Here is the output. Please let me know if this worked as expected..


-bash-4.1# service nagios stop
nagios (pid 18629 18628 18627 18626 18625 18623) is running...
Stopping nagios: [ OK ]
-bash-4.1# killall -9 nagios
nagios: no process killed
-bash-4.1# service nagios start
nagios is stopped
Starting nagios: [ OK ]
-bash-4.1# ps -ef | grep bin/nagios
nagios 31463 1 0 14:39 ? 00:00:00 /usr/local/nagios/bin/nagios -ud /usr/local/nagios/etc/nagios.cfg
nagios 31465 31463 0 14:39 ? 00:00:00 /usr/local/nagios/bin/nagios --w orker /usr/local/nagios/var/rw/nagios.qh
nagios 31466 31463 0 14:39 ? 00:00:00 /usr/local/nagios/bin/nagios --w orker /usr/local/nagios/var/rw/nagios.qh
nagios 31467 31463 0 14:39 ? 00:00:00 /usr/local/nagios/bin/nagios --w orker /usr/local/nagios/var/rw/nagios.qh
nagios 31468 31463 0 14:39 ? 00:00:00 /usr/local/nagios/bin/nagios --w orker /usr/local/nagios/var/rw/nagios.qh
nagios 31469 31463 0 14:39 ? 00:00:00 /usr/local/nagios/bin/nagios -ud /usr/local/nagios/etc/nagios.cfg
root 31473 31382 0 14:39 pts/0 00:00:00 grep bin/nagios
-bash-4.1#
-bash-4.1# ps aux | grep bin/nagios
nagios 31463 0.0 0.0 14756 3992 ? Ss 14:39 0:00 /usr/local/nagios/bin/nagios -ud /usr/local/nagios/etc/nagios.cfg
nagios 31465 0.0 0.0 10084 1072 ? S 14:39 0:00 /usr/local/nagios/bin/nagios --worker /usr/local/nagios/var/rw/nagios.qh
nagios 31466 0.0 0.0 10000 924 ? S 14:39 0:00 /usr/local/nagios/bin/nagios --worker /usr/local/nagios/var/rw/nagios.qh
nagios 31467 0.0 0.0 10000 916 ? S 14:39 0:00 /usr/local/nagios/bin/nagios --worker /usr/local/nagios/var/rw/nagios.qh
nagios 31468 0.0 0.0 10000 916 ? S 14:39 0:00 /usr/local/nagios/bin/nagios --worker /usr/local/nagios/var/rw/nagios.qh
nagios 31469 0.0 0.0 13812 736 ? S 14:39 0:00 /usr/local/nagios/bin/nagios -ud /usr/local/nagios/etc/nagios.cfg
root 31503 0.0 0.0 103244 828 pts/0 S+ 14:41 0:00 grep bin/nagios
-bash-4.1#

Re: Duplicate alert emails.

Posted: Fri Dec 06, 2013 3:02 pm
by sreinhardt
My mistake there, I forget that AUX does not show parent and process pid, just process. This threw me off, the -ef cleared up that thought. We are going to look at those templates\configs for a little bit here and discuss.
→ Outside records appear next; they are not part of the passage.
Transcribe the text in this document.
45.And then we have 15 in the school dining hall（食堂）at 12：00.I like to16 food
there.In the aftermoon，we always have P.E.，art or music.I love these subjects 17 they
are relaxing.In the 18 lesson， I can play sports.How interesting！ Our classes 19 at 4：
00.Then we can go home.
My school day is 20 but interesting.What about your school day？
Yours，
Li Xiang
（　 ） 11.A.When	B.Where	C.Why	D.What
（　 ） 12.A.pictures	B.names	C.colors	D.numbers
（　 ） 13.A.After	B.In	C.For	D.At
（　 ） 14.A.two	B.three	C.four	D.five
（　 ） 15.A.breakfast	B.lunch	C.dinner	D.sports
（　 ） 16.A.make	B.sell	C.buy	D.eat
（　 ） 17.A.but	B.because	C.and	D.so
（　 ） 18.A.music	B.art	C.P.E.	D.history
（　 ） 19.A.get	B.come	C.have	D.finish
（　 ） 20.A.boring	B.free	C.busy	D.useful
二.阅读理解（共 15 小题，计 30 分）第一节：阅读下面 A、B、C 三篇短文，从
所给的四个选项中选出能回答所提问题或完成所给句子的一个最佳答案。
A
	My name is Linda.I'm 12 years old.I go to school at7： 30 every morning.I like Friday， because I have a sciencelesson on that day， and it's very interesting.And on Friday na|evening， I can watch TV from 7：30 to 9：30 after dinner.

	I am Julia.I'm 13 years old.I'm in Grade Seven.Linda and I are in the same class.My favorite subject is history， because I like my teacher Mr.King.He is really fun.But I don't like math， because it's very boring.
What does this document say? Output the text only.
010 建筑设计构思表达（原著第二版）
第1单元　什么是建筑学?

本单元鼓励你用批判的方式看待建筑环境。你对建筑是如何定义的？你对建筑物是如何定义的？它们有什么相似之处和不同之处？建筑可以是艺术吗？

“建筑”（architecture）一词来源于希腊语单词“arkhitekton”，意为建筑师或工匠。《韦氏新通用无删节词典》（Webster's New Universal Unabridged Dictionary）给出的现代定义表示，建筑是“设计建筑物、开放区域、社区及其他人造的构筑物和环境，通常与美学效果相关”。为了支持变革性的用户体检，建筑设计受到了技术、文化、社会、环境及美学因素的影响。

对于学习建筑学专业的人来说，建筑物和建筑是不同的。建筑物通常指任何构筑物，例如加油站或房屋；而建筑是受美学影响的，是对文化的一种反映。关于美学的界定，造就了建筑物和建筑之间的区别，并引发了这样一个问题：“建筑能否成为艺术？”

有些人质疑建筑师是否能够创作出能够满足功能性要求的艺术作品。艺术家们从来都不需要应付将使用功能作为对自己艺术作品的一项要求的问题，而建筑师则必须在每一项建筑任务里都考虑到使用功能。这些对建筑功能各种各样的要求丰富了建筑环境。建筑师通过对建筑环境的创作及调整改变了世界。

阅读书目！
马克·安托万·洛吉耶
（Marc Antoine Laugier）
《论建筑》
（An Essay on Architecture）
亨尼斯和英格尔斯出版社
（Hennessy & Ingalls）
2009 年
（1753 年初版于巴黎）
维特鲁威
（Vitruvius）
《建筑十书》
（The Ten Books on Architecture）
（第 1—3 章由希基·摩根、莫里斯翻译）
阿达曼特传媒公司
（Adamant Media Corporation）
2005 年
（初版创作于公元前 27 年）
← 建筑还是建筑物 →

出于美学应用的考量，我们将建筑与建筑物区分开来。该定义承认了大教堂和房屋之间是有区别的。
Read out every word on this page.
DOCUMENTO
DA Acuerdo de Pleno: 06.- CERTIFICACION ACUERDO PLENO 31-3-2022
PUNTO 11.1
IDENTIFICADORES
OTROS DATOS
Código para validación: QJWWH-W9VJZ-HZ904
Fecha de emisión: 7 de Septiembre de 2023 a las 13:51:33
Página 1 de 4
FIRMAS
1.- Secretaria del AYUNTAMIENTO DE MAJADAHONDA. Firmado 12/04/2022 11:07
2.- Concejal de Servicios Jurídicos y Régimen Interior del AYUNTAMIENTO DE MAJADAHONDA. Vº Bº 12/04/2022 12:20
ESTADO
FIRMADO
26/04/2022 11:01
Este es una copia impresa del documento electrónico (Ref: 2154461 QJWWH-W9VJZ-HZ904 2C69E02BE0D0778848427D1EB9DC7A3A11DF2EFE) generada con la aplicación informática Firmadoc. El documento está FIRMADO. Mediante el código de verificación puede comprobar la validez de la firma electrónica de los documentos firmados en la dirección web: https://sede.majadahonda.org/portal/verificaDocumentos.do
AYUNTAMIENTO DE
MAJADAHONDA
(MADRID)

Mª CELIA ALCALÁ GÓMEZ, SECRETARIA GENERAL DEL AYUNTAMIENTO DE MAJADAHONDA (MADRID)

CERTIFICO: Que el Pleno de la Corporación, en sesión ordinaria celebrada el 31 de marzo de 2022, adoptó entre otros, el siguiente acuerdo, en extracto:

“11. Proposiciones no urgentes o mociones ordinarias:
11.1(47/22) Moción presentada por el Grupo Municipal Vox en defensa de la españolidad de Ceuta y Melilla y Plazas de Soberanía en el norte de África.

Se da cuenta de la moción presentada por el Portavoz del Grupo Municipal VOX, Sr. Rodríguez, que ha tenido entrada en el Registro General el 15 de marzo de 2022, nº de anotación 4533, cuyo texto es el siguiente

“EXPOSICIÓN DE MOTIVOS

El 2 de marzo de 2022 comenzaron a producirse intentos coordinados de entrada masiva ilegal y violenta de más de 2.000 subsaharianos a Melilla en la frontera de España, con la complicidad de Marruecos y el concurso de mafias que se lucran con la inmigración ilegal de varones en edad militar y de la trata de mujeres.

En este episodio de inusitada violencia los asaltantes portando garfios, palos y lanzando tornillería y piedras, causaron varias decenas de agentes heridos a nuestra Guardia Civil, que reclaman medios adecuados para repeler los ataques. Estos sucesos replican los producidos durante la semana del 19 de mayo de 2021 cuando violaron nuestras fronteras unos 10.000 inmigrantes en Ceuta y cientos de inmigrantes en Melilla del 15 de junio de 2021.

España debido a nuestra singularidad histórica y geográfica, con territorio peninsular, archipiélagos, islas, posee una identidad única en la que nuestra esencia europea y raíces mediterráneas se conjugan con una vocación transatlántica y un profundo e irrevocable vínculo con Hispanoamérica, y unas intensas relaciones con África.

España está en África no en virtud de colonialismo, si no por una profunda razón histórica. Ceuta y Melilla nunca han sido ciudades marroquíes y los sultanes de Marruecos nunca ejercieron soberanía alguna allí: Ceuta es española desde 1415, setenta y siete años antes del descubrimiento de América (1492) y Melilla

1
Re: Duplicate alert emails.

Posted: Fri Dec 06, 2013 6:40 pm
by vinothsethuram
Can't understand.. Please brief it.

Re: Duplicate alert emails.

Posted: Mon Dec 09, 2013 1:54 pm
by slansing
Can you also share your 'admins' contact definition?

Re: Duplicate alert emails.

Posted: Mon Dec 09, 2013 2:29 pm
by vinothsethuram
Now its working fine. Sending alert for every one hour. Its due to multiple nagios instances. I killed all instances and restarted nagios to have only one instance.